The overall result is a reduction of motivation, and the extent of this can vary from minor to severe. Negative symptoms are much less dramatic than positive, but they tend to be more persistent. Recognizing these changes can be particularly difficult if the illness develops during teenage years, when it is quite normal for changes in behavior to occur, particularly where the young person is experimenting with new freedoms and lifestyles.

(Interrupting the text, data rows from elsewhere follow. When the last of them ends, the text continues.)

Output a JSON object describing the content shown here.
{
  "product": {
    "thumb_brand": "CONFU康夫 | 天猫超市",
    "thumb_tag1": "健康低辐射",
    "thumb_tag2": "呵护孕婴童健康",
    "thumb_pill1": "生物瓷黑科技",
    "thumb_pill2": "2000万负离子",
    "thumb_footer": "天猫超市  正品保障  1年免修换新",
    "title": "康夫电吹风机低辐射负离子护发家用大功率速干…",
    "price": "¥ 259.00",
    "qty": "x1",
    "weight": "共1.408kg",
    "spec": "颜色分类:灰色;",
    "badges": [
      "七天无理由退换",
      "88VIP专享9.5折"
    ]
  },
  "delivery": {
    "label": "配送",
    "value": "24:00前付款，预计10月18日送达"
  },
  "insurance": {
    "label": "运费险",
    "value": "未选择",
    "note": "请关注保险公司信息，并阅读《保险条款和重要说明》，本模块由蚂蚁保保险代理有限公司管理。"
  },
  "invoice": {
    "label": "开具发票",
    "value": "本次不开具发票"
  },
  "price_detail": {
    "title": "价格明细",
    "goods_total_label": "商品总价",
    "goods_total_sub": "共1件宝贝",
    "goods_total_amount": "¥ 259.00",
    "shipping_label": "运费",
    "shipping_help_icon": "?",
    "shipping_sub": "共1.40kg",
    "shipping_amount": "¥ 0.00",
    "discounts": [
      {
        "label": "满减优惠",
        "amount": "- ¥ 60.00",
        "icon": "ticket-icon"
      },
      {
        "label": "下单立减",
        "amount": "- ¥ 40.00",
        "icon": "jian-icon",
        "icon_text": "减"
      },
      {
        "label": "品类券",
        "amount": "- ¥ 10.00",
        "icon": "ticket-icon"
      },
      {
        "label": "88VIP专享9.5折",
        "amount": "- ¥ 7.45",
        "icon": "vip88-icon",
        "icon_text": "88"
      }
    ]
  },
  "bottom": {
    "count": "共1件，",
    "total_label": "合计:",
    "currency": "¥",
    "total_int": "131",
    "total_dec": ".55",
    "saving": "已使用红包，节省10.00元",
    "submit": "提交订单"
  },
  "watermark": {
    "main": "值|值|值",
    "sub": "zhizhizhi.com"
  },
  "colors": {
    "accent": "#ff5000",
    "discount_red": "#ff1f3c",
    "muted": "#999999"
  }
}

Negative symptoms describe a lack of important abilities. For example, someone with negative symptoms may show a lack of emotion or an inability to enjoy regular activites. They may have low energy and sleep much more than normal. They may have a blank facial expression and have a difficult time speaking. They may also have inappropriate social sklls, are unable to make friends, and may isolate themselves sociallly, preferring to be alone most of the day or only with close family.